There are two tiers of local government covering Hawkshead, at parish and unitary authority level: Hawkshead Parish Council and Westmorland and Furness Council. The parish council meets at Hawkshead Market Hall. For elections to Westmorland and Furness Council, Hawkshead is part of the electoral ward of Coniston and Hawkshead.

===Administrative history===
Hawkshead was historically a chapelry within the ancient parish of Dalton-in-Furness in Lancashire. Hawkshead became a separate parish in 1578. The parish of Hawkshead then contained four townships, being Claife, Colton, Satterthwaite and a township called 'Hawkshead and Monk Coniston with Skelwith' covering the north-western part of the parish, including the village. Colton was made a separate parish in 1676; the other three townships were all also made civil parishes in 1866.

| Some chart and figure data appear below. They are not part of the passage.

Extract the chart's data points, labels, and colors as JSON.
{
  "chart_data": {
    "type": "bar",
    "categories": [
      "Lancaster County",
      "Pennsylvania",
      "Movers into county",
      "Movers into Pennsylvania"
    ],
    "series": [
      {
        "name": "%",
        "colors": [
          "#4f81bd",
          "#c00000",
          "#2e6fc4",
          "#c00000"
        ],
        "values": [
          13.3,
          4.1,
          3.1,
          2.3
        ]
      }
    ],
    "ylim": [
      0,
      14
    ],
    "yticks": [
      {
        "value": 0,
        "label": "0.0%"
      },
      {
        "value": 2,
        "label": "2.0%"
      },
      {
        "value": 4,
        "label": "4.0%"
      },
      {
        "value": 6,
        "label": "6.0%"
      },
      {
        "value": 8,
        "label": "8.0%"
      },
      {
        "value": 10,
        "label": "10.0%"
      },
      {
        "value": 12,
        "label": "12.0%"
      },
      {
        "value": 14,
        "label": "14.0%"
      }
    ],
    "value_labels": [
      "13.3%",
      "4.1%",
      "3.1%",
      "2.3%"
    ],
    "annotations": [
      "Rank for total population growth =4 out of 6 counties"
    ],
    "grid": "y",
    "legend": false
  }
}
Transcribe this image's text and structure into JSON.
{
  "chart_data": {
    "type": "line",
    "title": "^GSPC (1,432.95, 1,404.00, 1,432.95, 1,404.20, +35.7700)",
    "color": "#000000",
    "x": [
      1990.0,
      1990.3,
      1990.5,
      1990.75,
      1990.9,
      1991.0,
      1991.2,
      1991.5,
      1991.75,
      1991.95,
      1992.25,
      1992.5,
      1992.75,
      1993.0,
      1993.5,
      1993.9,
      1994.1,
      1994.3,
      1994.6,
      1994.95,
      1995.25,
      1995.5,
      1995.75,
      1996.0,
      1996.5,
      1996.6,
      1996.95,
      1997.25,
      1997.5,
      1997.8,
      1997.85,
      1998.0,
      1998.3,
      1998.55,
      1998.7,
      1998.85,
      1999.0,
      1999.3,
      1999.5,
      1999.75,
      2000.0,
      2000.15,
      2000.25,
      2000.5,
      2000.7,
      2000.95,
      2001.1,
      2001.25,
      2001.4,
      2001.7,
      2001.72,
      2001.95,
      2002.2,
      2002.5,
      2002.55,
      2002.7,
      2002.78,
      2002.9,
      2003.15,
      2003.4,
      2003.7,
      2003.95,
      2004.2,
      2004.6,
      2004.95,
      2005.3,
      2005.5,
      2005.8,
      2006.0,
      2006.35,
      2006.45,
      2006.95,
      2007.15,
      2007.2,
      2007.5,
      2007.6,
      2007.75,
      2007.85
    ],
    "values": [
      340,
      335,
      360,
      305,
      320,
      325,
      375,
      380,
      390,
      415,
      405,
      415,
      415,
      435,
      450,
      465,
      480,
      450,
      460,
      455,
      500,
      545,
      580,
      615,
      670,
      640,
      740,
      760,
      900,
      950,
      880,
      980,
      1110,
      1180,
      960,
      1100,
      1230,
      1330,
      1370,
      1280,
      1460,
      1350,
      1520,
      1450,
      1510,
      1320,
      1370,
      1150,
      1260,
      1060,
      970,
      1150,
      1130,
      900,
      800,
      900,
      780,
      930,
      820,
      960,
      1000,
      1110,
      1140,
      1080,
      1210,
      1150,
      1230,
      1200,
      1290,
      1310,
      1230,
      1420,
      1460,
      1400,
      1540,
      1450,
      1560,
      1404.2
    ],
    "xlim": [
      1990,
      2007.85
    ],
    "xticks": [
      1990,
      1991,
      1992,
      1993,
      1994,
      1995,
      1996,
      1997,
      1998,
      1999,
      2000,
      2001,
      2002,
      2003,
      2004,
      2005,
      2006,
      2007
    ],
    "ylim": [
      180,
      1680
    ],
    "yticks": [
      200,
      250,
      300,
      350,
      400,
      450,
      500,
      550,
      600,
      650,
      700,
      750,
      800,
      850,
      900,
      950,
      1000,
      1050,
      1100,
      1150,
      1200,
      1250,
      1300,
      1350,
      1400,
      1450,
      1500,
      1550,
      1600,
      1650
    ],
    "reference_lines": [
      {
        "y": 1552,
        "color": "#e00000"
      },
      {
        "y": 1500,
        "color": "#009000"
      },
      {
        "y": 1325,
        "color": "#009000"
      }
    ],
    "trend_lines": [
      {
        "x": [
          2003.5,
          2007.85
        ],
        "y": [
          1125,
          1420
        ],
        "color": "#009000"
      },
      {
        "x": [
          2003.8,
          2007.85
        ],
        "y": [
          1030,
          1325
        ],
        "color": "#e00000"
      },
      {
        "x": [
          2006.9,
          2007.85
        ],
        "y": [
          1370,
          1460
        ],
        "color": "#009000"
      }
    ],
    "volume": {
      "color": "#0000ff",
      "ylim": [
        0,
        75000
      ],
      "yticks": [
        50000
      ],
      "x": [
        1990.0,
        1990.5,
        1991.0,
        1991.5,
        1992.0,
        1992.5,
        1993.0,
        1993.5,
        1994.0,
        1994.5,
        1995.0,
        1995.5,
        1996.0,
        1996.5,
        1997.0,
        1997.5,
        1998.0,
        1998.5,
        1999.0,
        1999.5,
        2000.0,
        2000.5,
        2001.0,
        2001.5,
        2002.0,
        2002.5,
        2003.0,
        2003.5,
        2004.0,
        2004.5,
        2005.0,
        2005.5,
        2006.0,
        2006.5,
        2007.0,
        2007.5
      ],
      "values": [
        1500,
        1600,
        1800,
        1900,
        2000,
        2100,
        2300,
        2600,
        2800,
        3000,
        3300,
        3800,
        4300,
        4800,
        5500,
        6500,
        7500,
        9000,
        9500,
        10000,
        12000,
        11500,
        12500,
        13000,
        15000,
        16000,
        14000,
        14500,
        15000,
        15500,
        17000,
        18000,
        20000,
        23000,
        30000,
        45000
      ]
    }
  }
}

When elected parish and district councils were established in 1894, it was decided to split up the civil parish of Hawkshead and Monk Coniston with Skelwith. The Monk Coniston area was added to the parish of Coniston, and the rest was split between new civil parishes called Skelwith and Hawkshead. Hawkshead was included in the Ulverston Rural District, which renamed itself North Lonsdale Rural District in 1960. Hawkshead was transferred to the new county of Cumbria in 1974, forming part of the South Lakeland district. In 2023 it became part of the unitary authority of Westmorland and Furness.

===Parliamentary representation===
Hawkshead is part of the Westmorland and Lonsdale parliamentary constituency and is represented in parliament by Tim Farron MP.

== Transport ==
1 bus route serves the village. The 505 to Coniston or to Ambleside or Windermere. This route is operated by Stagecoach.